Disclaimer: I am the Goddess. I own all.

I got the idea to do a breadbox edition of something from Evadne. Give praise.

***

Setting: A pretty, ludicrously green section of forest in feudal Japan. Enter Kagome, walking her bike. Shippou sits in the basket. The pair is followed by Miroku, who is wistfully eyeing Kagome's ass. Inu Yasha follows a little ways behind, thinking about whatever hanyous think about.

Kagome: Ah, what a beautiful day! I think I'll be disturbingly cheerful while I admire this ludicrously green section of forest.

Shippou: Look at me! I'm adorable!

Inu Yasha: *grumble*

Miroku: Yes, it's a very nice ass-I mean, day. What a perfectly peaceful setting. Nothing could go wrong!

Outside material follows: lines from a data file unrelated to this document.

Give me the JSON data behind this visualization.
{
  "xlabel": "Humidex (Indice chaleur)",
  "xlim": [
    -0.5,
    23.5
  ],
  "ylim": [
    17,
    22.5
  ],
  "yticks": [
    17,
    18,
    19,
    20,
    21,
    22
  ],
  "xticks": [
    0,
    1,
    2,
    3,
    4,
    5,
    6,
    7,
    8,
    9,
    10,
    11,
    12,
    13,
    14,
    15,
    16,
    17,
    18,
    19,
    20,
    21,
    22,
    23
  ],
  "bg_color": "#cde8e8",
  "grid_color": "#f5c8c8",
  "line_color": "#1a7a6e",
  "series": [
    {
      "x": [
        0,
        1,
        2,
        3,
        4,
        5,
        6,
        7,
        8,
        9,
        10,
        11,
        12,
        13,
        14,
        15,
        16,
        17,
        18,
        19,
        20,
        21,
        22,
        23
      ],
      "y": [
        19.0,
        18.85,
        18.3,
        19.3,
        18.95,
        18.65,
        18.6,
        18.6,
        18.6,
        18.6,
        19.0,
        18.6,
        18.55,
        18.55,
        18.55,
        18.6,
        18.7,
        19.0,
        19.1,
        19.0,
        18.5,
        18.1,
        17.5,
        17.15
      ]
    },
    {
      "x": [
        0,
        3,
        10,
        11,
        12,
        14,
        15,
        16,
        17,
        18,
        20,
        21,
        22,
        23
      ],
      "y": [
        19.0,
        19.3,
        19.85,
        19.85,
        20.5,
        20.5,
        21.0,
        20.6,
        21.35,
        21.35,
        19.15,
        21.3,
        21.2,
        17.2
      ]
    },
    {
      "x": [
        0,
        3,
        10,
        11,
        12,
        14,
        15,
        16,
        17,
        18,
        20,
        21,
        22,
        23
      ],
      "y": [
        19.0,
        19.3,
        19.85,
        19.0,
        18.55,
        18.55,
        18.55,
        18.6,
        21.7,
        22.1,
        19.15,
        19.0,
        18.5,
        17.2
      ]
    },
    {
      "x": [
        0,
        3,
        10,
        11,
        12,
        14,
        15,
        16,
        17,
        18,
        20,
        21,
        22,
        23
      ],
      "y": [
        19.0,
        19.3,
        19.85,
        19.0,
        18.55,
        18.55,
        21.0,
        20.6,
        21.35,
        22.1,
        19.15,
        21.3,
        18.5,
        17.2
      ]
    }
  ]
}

*Enter extremely large demon resembling a disfigured weasel*

Demon: Roar! Give me your jewel shards or I will kill you!

Inu Yasha: Um, how 'bout not?

*Inu Yasha jumps into the air, screaming and clawing the air. He destroys the demon with one hit, and falls to the ground gasping*

Kagome: Oh no, the poor guy! I'm going to go hug him and then have a mood swing, hit him, and walk away crying.

Miroku: That was much too easy, even though I didn't do anything whatsoever. That demon must be controlled by an emotionless man with sexy voice that never laughs and wears some type of fur over their head/shoulder.

Kagome: I'm going to act like it's not painfully obvious that it's either Sesshoumaru or Naraku, or that Inu Yasha couldn't sniff out the puppet master by sniffing the air.

Inu Yasha (sniffing the air): Sesshoumaru! He must be after my sword that is actually a tooth and is logically much too dull to cut anything, let alone kill a large amount of demons with one stroke.

Shippou: I'm still adorable!

*The group walks along until they find a large mansion in the woods*

Miroku (to mansion owner): There is an ominous cloud hovering over
your mansion! I'm a complete stranger without much physical prowess,
but you should trust me anyway and give my companions and I some food
and any attractive princesses nearby.

Mansion owner: Ok! Come in and take advantage of my stupidity.

*They go inside and eat, and Miroku is attacked by an ugly princess*

Miroku: I will go into another room while I'm molested by an ugly,
whiny princess.

Shippou: Ok. I think I'll conveniently go to sleep, leaving Inu Yasha
and Kagome to flirt.

Kagome: I'm sorry for having a mood swing and slapping you.

Inu Yasha (looking wistfully out window): It's ok, just don't cry
because I find it rather annoying.

Kagome (noting wistful look): Are you thinking about that dead girl
you're obsessed with again? You know, Kikyou?

Inu Yasha: Kikyou? I think I'll now go into an extremely redundant
flashback about the day we "betrayed" each other.

Kagome: You do that. I'll start asking you who you love more, and then
be whiny and sad like many fanfic authors make me. They seem to like
to have me obsess over the dead girl.

Inu Yasha: Tell me about it.

*Suddenly, a section of a wall is gone*

Sesshoumaru, from shoulder of large demon: I think I will come over
and play cat and mouse with you, though I could easily destroy you and
take your sword.

Inu Yasha: Grr. I will be an arrogant idiot and come try to attack
you, though you'll just knock me to the ground and then proceed to
beat the crap out of me.

Sesshoumaru: Sounds good.

Inu Yasha (knocked to ground within seconds): Oh, Kagome, I think I'll
get very mushy and tell you my true feelings now.

Kagome: Yes, and I'll hold you, constantly repeat your name, and get
those shimmering anime eyes while a romantic take on the tune they
play incessantly goes on in the background, and we can completely
forget about your evil brother who's trying to kill us.

Miroku: Now I'll remove this piece of cloth and some prayer beads and
try to suck in your brother with the large hole in my hand.

Sesshoumaru: I think not. Look, I have some poisonous bees that will
sting you. Ha.

Miroku: Oh no. Looks like Inu Yasha will just have to miraculously
recover his strength and attack you again.

Shippou: It seems that I've been forgotten. Oh well, I'll just sit in
the sidelines and look cute.

Jaken: Hey, at least you were mentioned. I have to sit here and laugh
evilly. I don't even get to look cute.

Shippou: Sucks to be you.

Kagome: I'll now deliver a confidence-giving speech that will get you
back on your feet.

Inu Yasha: Grr. Now I'm going to go attack my brother, and drive him
away though I'm at half-strength and about to die.

Sesshoumaru: I think I'll run away now, though I'm at full strength.
Ahh. Come, Jaken.

Jaken (waving to Shippou): Bye, other unused character!

Shippou: I can't talk to you. You're evil.

Jaken: This is true.

Narrator: Party is suddenly fully healed, and walking in yet another
ludicrously green section of forest.

Kagome: I'll now say some cheesy, happy line that will end the show.